The Global Media Weekly for executives and entrepreneurs

Will The Athletic win the race?

The four-year-old subscription sports app The Athletic this week announced an additional fundraising of $50m, bringing total investment to almost $140m and its current valuation to some $500m. The fundraising prompted co-founder and CEO Alex Mather to declare that “The Athletic’s launch in the UK was our biggest ever and we have been blown away by the reception we have received from subscribers around the world.”

The Athletic was launched in Chicago in 2016 by Mather and Adam Hansmann, former employees of a subscription-based fitness company, a kind of social network for athletes. They left to produce “smarter coverage and high-quality journalism for die-hard fans,” as an alternative to the traditional advertising-supported business models. They now have some 450 full-time writers, who each own shares in the business.

The UK launch is centred on English Premier League soccer/football whose success in the UK and globally is best illustrated by the fact that its 20 clubs get £2.5bn a year (and rising) – just from sales of TV broadcasting rights. This cash (along with majority revenues from sponsorship, attendance, advertising and merchandising) helps the clubs attract many of the world’s best players. This, in turn, builds the EPL’s growing popularity around the world – and brings in even more cash from TV rights and merchandising.

The 25-year-old EPL has always been a big attraction for pay TV audiences and live broadcasts are now variously shared by Sky, BT and (more recently) Amazon. It is also a year-round staple of the UK national dailies whose match-report supplements produce additional copy sales every Monday during the football season. That is why The Athletic’s semi-secret launch plans ruffled Fleet Street feathers last year.

The publishers were shaken by the way that the US digital media company signed up a team of more than 50 established sports journalists including star names and also established regional reporters specialising in their local EPL clubs. Despite denials, some of those journalists are known to have been recruited at double their existing salaries – and equity.

The Athletic claims to have reached 500k subscribers in the US and Canada last year and is forecasting 100k paying readers in the UK by the end of 2020. But the numbers seem to contradict the prediction last August that, having reached 500k subscribers in North America, its subscribers would double to almost 1m by end-2019.

In so many ways, the service is a test for digital-subscription journalism and a challenge for the “bundling” of sports and all other content by the legacy news brands.

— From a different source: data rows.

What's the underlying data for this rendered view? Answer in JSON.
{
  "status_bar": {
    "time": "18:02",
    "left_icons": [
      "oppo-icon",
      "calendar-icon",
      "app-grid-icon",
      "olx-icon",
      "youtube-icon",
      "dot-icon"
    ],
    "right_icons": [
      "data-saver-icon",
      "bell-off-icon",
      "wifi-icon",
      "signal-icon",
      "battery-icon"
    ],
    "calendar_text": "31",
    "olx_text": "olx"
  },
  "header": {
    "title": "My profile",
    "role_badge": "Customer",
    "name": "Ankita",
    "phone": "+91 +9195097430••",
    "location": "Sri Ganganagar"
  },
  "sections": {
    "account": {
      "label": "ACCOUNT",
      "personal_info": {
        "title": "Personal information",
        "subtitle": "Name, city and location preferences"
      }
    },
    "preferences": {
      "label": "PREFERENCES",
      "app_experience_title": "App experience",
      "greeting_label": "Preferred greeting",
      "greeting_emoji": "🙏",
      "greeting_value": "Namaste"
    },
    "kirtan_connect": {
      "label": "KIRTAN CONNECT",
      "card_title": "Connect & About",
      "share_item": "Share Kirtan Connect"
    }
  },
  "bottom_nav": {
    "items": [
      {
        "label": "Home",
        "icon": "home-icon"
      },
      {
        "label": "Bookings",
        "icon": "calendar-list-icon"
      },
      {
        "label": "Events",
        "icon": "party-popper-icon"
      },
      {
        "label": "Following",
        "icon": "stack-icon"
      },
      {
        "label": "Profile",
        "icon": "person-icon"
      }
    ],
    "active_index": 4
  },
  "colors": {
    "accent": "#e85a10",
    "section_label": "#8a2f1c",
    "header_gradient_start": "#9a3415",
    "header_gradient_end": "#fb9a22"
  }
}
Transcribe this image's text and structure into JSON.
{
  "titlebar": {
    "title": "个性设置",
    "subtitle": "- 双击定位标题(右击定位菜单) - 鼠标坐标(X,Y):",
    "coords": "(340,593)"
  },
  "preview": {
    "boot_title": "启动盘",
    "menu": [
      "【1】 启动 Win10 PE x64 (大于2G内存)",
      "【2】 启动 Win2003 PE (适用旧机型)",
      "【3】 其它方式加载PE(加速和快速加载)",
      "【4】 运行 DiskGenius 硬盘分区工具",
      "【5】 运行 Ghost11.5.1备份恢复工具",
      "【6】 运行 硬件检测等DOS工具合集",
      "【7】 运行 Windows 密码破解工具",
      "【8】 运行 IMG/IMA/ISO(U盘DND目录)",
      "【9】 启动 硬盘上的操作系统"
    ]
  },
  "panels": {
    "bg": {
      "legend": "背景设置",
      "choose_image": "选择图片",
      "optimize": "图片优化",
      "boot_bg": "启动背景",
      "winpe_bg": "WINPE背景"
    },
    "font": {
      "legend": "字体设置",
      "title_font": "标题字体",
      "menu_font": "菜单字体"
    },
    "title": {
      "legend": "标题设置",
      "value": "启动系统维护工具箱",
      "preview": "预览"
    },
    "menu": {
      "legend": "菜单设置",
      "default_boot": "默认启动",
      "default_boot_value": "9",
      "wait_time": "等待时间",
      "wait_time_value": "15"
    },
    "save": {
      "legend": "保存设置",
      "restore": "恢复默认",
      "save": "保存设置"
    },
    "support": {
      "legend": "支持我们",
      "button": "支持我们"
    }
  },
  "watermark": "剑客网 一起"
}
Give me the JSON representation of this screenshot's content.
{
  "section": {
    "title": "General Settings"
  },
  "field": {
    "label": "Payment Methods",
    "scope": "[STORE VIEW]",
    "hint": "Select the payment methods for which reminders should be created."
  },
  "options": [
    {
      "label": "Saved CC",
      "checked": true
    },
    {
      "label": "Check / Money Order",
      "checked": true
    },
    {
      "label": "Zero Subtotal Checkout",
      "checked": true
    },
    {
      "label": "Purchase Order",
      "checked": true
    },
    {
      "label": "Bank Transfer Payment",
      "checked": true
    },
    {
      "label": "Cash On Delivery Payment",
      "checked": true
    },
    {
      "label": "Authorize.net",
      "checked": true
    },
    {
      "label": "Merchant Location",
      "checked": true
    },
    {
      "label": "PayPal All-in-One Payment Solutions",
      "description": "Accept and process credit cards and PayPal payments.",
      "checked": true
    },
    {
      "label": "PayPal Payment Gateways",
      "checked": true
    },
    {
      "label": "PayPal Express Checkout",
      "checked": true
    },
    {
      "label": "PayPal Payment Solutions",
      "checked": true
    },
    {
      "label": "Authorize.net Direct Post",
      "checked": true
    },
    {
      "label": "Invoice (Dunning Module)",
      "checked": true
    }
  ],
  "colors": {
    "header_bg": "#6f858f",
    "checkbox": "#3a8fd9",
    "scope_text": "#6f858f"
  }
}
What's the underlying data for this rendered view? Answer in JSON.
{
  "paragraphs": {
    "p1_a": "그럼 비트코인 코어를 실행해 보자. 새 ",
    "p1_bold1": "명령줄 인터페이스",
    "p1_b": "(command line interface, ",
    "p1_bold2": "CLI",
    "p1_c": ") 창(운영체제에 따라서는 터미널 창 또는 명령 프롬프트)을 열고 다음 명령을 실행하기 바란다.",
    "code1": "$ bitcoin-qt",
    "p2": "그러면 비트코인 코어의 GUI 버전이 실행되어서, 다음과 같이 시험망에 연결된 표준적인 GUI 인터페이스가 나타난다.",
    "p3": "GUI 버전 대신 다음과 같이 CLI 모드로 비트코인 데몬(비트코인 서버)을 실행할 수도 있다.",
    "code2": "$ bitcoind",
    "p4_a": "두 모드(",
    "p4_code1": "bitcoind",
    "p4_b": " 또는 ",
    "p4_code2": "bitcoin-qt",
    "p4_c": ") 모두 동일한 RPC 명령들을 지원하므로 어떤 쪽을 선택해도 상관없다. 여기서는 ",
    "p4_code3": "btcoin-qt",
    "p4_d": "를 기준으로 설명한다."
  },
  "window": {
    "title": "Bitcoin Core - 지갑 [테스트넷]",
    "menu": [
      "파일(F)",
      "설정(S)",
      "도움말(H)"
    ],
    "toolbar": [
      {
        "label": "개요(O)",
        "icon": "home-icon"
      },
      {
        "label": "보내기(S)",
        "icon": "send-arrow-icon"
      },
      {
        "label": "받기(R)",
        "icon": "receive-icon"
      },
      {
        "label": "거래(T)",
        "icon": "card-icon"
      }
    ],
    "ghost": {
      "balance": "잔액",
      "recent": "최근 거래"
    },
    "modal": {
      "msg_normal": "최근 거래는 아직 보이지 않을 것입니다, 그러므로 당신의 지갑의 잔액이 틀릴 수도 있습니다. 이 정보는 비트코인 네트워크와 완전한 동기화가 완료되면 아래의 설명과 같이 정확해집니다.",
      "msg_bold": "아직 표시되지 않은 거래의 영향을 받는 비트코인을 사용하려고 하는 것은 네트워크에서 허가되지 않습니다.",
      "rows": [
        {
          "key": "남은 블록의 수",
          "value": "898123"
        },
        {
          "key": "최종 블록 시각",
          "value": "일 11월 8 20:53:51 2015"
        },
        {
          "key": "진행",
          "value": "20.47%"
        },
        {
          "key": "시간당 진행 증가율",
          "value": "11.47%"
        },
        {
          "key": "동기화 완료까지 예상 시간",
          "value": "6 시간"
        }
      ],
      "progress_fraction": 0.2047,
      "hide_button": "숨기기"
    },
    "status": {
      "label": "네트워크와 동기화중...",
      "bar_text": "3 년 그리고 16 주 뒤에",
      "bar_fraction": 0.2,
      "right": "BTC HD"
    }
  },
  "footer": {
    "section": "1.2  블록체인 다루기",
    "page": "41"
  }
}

Many of the UK’s daily newspapers, which have large teams of journalists reporting on football, could compete directly with The Athletic. But they are, to say the least, reluctant to “unbundle” their content to attract “specialist” readers especially millennials. Executives talk of the need to avoid cannibalising newspaper sales, whether in print or digital. Presumably, they are waiting until news sales have fallen so low as not to be at any more risk, before offering readers the option to purchase only the content they actually want. It will then be too late.

Even in an era when the New York Times has demonstrated the benefits of “unbundling” by selling no fewer than 600,000 subscribers to its daily Crossword and 300k to its Food app, the response of traditional news brands to The Athletic’s UK launch has been limited. It is as if they see the whole idea of subscription “verticals” as neither a threat nor an opportunity.

The Daily Telegraph’s response has been to sell subscriptions to all its sports content rather than just to football, and you have to look hard to find the offer. The Times of London has a similar approach but is offered only to existing subscribers to the whole news service. These ‘no-risk, no-reward’ strategies have emboldened London newspaper executives who say unbundling “doesn’t work here”.

They probably also find “proof” in the fact that Tortoise (a kind of daily “op-ed” news service in the UK) has managed only to get 20k subscriptions in its first nine months, some distance from the 80-120k medium-term target. But there’s a long way to go for this well-funded launch and all such initiatives are only the start of an inevitable long wave of “verticals” which will eventually restrict the digital prospects of traditional news brands – if they don’t get there first.

Further, the indications that long-established, heavily-invested digital services are (finally) starting to make money should worry the daily newspapers which have always expected to outlast them.

This week, Axios said that Business Insider, Vox Media, The Information, Politico, and Axios itself all made profits in 2019; and that BuzzFeed, Vice – and The Athletic – will be profitable in 2020. For all the missed targets, wild valuations and profligacy, the best of the digital-only services (whether advertising or subscription-funded) are not going away and their emergence from years of loss-making will encourage many others to join the attack on legacy media.

Which is why we keep coming back to the same question. Which news publisher is going to take the plunge and launch digital “pick and mix” subscriptions in a serious fight for future audiences? There’s a future in it.